AutoHotKey gets around these restrictions by using SetWindowHookEx for bindings with Win keys automatically as explained briefly here: https://www.autohotkey.com/board/topic/121557-how-does-ahk-register-hotkeys/?p=688533

I did some sleuthing and it seems there is some prior art in using SetWindowHookEx instead of RegisterHotKey in the nog Rust codebase: https://github.com/TimUntersberger/nog/pull/283.

Is there any interest in adding this sort of functionality to this crate?

LGUG2Z avatar May 01 '24 17:05 LGUG2Z

Hi! I am aware of this limitation with RegisterHotKey and therefore windows-hotkeys. The SetWindowHookEx approach seems interesting but from what I've gathered by skimming through the docs and a few other sites, this would be quite a bit of code and might create somewhat redundant systems if the RegisterHotKey approach is not replaced.

If my understanding is correct, it would work somewhat like this:

  • Register a hook for WH_KEYBOARD_LL in order to catch all low level keyboard events before they get handled by windows shortcuts
  • Then (not actually then after registration, but rather constantly after program start) handle the incoming keyboard events from the event queue
  • Parse the events and track the key states in software
  • Check those key states against the list of registered hotkeys
  • Execute the configured actions if a match is detected (and somehow prevent the event from being further processed by windows)

This all sounds pretty cool and actually kinda doable. The main problem I see with this is, that we need the whole code with all the active hooks, event parsing, key state tracking and shortcut detection, even if it is only used for those special windows key shortcuts. That means we have two completely different systems that both register and detect hotkeys in completely different ways.
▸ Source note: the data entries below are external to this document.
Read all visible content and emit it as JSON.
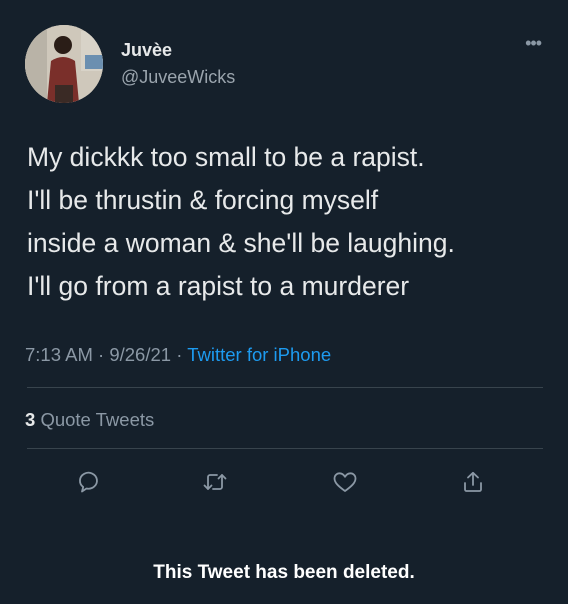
{
  "author": {
    "display_name": "Juvèe",
    "handle": "@JuveeWicks"
  },
  "tweet": {
    "lines": [
      "My dickkk too small to be a rapist.",
      "I'll be thrustin & forcing myself",
      "inside a woman & she'll be laughing.",
      "I'll go from a rapist to a murderer"
    ],
    "time": "7:13 AM",
    "date": "9/26/21",
    "separator": "·",
    "source": "Twitter for iPhone"
  },
  "stats": {
    "quote_count": "3",
    "quote_label": "Quote Tweets"
  },
  "actions": [
    {
      "icon": "reply-icon"
    },
    {
      "icon": "retweet-icon"
    },
    {
      "icon": "like-icon"
    },
    {
      "icon": "share-icon"
    }
  ],
  "notice": {
    "text": "This Tweet has been deleted."
  },
  "colors": {
    "background": "#15202b",
    "text": "#e7e9ea",
    "secondary": "#8b98a5",
    "link": "#1d9bf0",
    "divider": "#38444d"
  }
}
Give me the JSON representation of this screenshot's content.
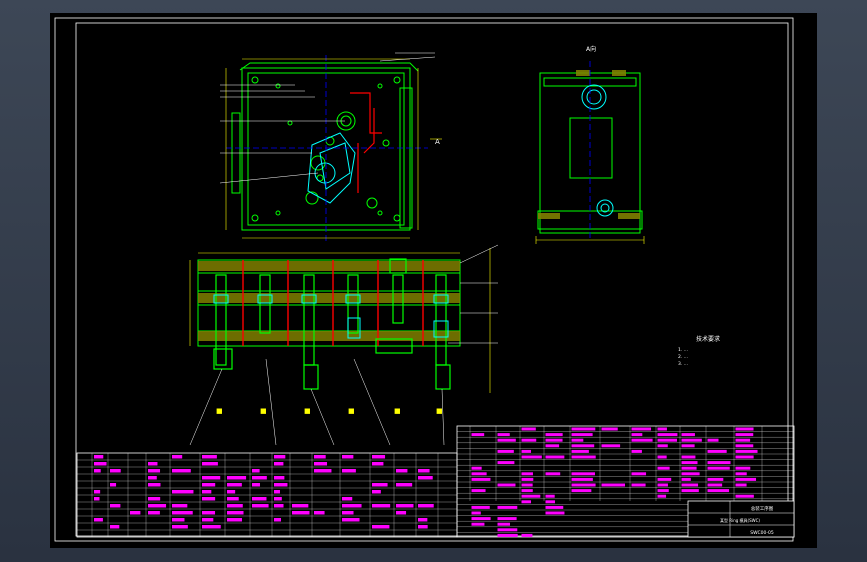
{
  "app": {
    "background_color": "#323b4a",
    "viewport_color": "#000000"
  },
  "colors": {
    "frame": "#ffffff",
    "outline": "#00ff00",
    "center": "#0000ff",
    "section": "#ff0000",
    "dim": "#ffff00",
    "part": "#00ffff",
    "table": "#ff00ff"
  },
  "drawing": {
    "direction_marker": "A",
    "top_label": "A向",
    "tech_title": "技术要求",
    "tech_notes": [
      "1. ...",
      "2. ...",
      "3. ..."
    ],
    "title_block": {
      "title": "总装工序图",
      "part_name": "某型 Ring 模具(SWC)",
      "drawing_no": "SWC00-05"
    }
  }
}
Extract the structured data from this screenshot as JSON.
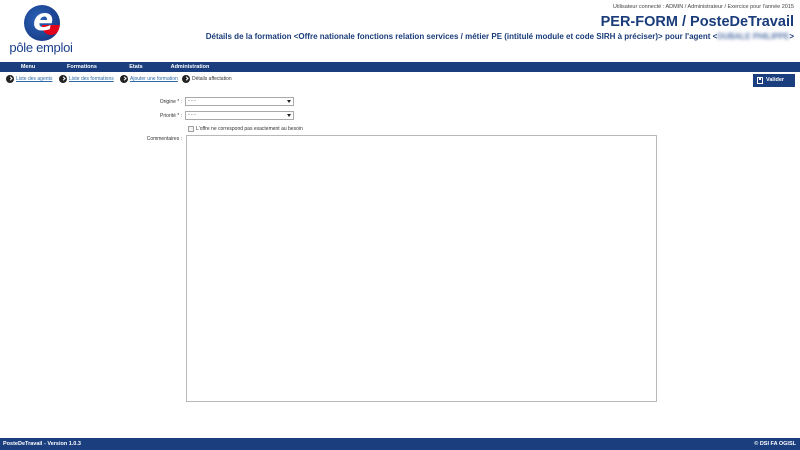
{
  "logo": {
    "text": "pôle emploi"
  },
  "header": {
    "user_info": "Utilisateur connecté : ADMIN / Administrateur / Exercice pour l'année 2015",
    "app_title": "PER-FORM / PosteDeTravail",
    "page_title_prefix": "Détails de la formation <Offre nationale fonctions relation services / métier PE (intitulé module et code SIRH à préciser)> pour l'agent <",
    "agent_name": "DUBALE PHILIPPE",
    "page_title_suffix": ">"
  },
  "menu": {
    "items": [
      "Menu",
      "Formations",
      "Etats",
      "Administration"
    ]
  },
  "breadcrumb": {
    "items": [
      {
        "label": "Liste des agents",
        "link": true
      },
      {
        "label": "Liste des formations",
        "link": true
      },
      {
        "label": "Ajouter une formation",
        "link": true
      },
      {
        "label": "Détails affectation",
        "link": false
      }
    ]
  },
  "actions": {
    "valider_label": "Valider"
  },
  "form": {
    "origine_label": "Origine * :",
    "origine_value": "- - -",
    "priorite_label": "Priorité * :",
    "priorite_value": "- - -",
    "checkbox_label": "L'offre ne correspond pas exactement au besoin",
    "checkbox_checked": false,
    "commentaires_label": "Commentaires :",
    "commentaires_value": ""
  },
  "footer": {
    "left": "PosteDeTravail - Version 1.0.3",
    "right": "© DSI FA OGISL"
  },
  "colors": {
    "brand_blue": "#1b3e7e",
    "link_blue": "#2b6aa6",
    "logo_red": "#e2001a"
  }
}
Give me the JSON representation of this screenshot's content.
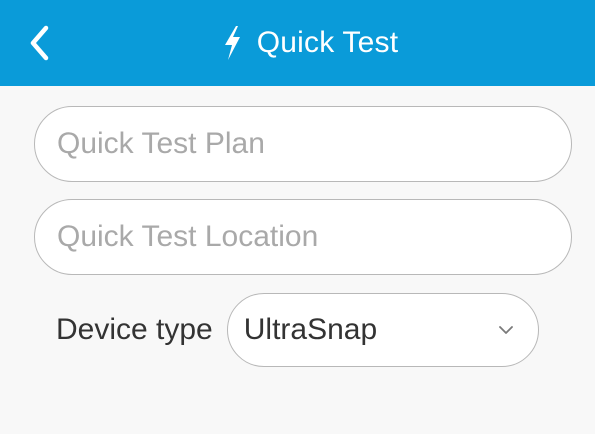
{
  "header": {
    "title": "Quick Test",
    "back_icon": "chevron-left-icon",
    "title_icon": "lightning-bolt-icon",
    "background": "#0a9bd9"
  },
  "form": {
    "plan": {
      "value": "",
      "placeholder": "Quick Test Plan"
    },
    "location": {
      "value": "",
      "placeholder": "Quick Test Location"
    },
    "device_type": {
      "label": "Device type",
      "selected": "UltraSnap",
      "icon": "chevron-down-icon"
    }
  }
}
One of them actually with more features. Also I assume the SetWindowHookEx requires admin privileges, so we can't even just fully replace the RegisterHotKey system. One other point might be that the SetWindowHookEx approach likely increases the CPU usage a bit since we do more stuff in the application instead of letting windows take care of it. Although I believe the hooked keyboard events with the event queue is probably still pretty efficient and not a problem here.

Anyway, this is mainly me writing down my first thoughts about this. I'm not fully for or against this kind of functionality right now, I'll have to think about it a bit more. It might be an option to extend the crate to provide different selectable hotkey backends (RegisterHotKey / SetWindowHookEx).

I'd also enjoy your thoughts on the points I rambled on about if you have any.

dnlmlr avatar May 01 '24 23:05 dnlmlr

Also I assume the SetWindowHookEx requires admin privileges, so we can't even just fully replace the RegisterHotKey system.

I don't think this is the case based on my testing with AHK and Win key binds which use the hook method; I haven't had to run as admin to get the functionality working.

One other point might be that the SetWindowHookEx approach likely increases the CPU usage a bit since we do more stuff in the application instead of letting windows take care of it.

This is definitely worth benchmarking and taking into consideration; I saw a similar increase in CPU usage when I implemented a custom focus-follows-mouse feature vs. the built-in (but overly sensitive) Xmouse controls.

The main problem I see with this is, that we need the whole code with all the active hooks, event parsing, key state tracking and shortcut detection, even if it is only used for those special windows key shortcuts.

That means we have two completely different systems that both register and detect hotkeys in completely different ways.

It might be an option to extend the crate to provide different selectable hotkey backends

Maybe this could be treated as two different implementations with RegisterHotKey enabled in default-features and and the low level hook requiring no-default-features and an explicit opt-in?

Fully appreciate that this is a huge chunk of potential work not to mention the ongoing work of maintaining two separate implementations.